家庭用の冷凍庫では、製氷皿の大きさや庫内の状態によって変わりますが、半日ほど見ておくと安心です。
小さめの製氷皿なら早く固まりやすく、厚みのあるトレーでは時間がかかります。
朝に飲みたい場合は前日の夜に仕込む流れが扱いやすいです。
ブラックのまま飲めますか?
飲めますが、氷コーヒーは牛乳で溶かす前提の濃さにすると、ブラックでは強く感じる場合があります。
ブラックで使うなら、水やアイスコーヒーに数粒入れて、溶けても薄まらない氷として使うのがおすすめです。
牛乳用とブラック用で濃さを分けると、どちらも失敗しにくくなります。
作った氷コーヒーは何日以内に飲むべきですか?
家庭では保存状態によって変わるため、厳密に何日とは断定できません。 風味を重視するなら、作った日付を控えて早めに使い切るのが無難です。
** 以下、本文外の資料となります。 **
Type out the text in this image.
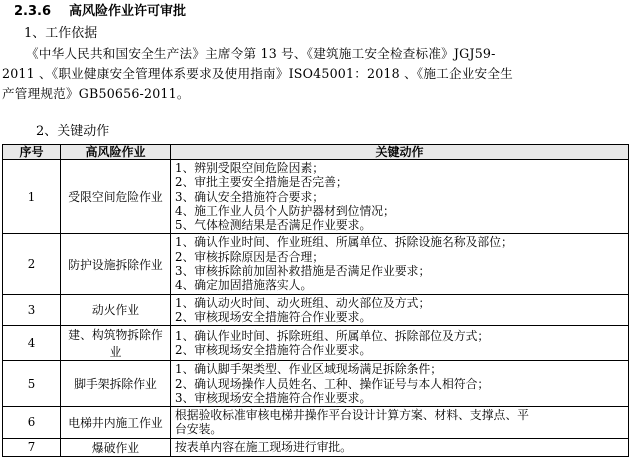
2.3.6 高风险作业许可审批
1、工作依据

《中华人民共和国安全生产法》主席令第 13 号、《建筑施工安全检查标准》JGJ59-

2011 、《职业健康安全管理体系要求及使用指南》ISO45001：2018 、《施工企业安全生

产管理规范》GB50656-2011。

2、关键动作
序号	高风险作业	关键动作
1	受限空间危险作业	1、辨别受限空间危险因素；
2、审批主要安全措施是否完善；
3、确认安全措施符合要求；
4、施工作业人员个人防护器材到位情况；
5、气体检测结果是否满足作业要求。

2	防护设施拆除作业	1、确认作业时间、作业班组、所属单位、拆除设施名称及部位；
2、审核拆除原因是否合理；
3、审核拆除前加固补救措施是否满足作业要求；
4、确定加固措施落实人。

3	动火作业	1、确认动火时间、动火班组、动火部位及方式；
2、审核现场安全措施符合作业要求。

4	建、构筑物拆除作业	1、确认作业时间、拆除班组、所属单位、拆除部位及方式；
2、审核现场安全措施符合作业要求。

5	脚手架拆除作业	1、确认脚手架类型、作业区域现场满足拆除条件；
2、确认现场操作人员姓名、工种、操作证号与本人相符合；
3、审核现场安全措施符合作业要求。

6	电梯井内施工作业	根据验收标准审核电梯井操作平台设计计算方案、材料、支撑点、平
台安装。

7	爆破作业	按表单内容在施工现场进行审批。
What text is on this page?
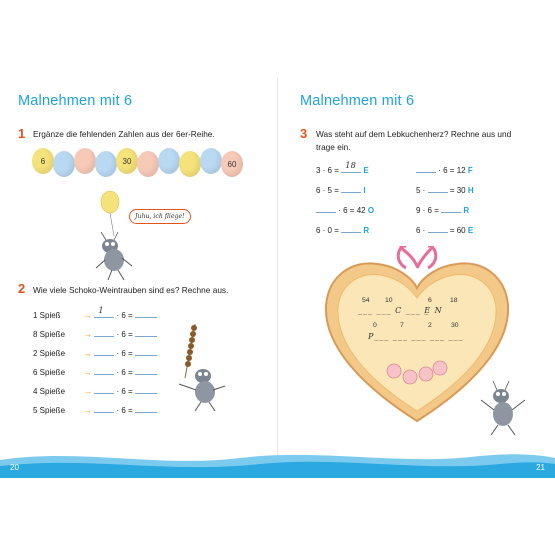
Malnehmen mit 6
1 Ergänze die fehlenden Zahlen aus der 6er-Reihe.
6	30	60
Juhu, ich fliege!
2 Wie viele Schoko-Weintrauben sind es? Rechne aus.
1 Spieß → 1 · 6 =
8 Spieße →	· 6 =
2 Spieße →	· 6 =
6 Spieße →	· 6 =
4 Spieße →	· 6 =
5 Spieße →	· 6 =
Malnehmen mit 6
3 Was steht auf dem Lebkuchenherz? Rechne aus und
trage ein.
3 · 6 = 18 E
6 · 5 =	I
· 6 = 42 O
6 · 0 =	R
· 6 = 12 F
5 ·	= 30 H
9 · 6 =	R
6 ·	= 60 E
54 10	6	18
___ ___ C ___ E̲ N
0	7	2	30
P___ ___ ___ ___ ___
20	21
ふた付きの製氷皿や保存袋を使い、作った日付をメモしておきましょう。
におい移りや霜が気になる氷は使わない判断が安心です。
【まとめ】氷コーヒーの作り方は濃さで失敗を防ぐ
氷コーヒーは、コーヒーを氷結させて牛乳で溶かすだけの飲み方です。
それでも、濃さ、氷の大きさ、冷凍保存の3つを外すと失敗しやすくなります。 薄い、苦い、においが付く原因は、この3点に集まります。
- 牛乳で割る前提でコーヒー液を濃いめに作る
- 粗熱を取ってから清潔な製氷皿へ入れる
- 凍ったら保存袋や密閉容器に移す
- 牛乳は少なめに注ぎ、あとから濃さを調整する
- 風味のために日付を控えて早めに飲み切る
まずは、無糖の濃いアイスコーヒーを少量だけ凍らせて試してください。
味が薄ければ、次回はコーヒーを少し濃くします。 苦ければ、抽出を短めに調整してください。
この小さな調整だけで、自宅でも最後まで水っぽくならない氷コーヒーに近づきます。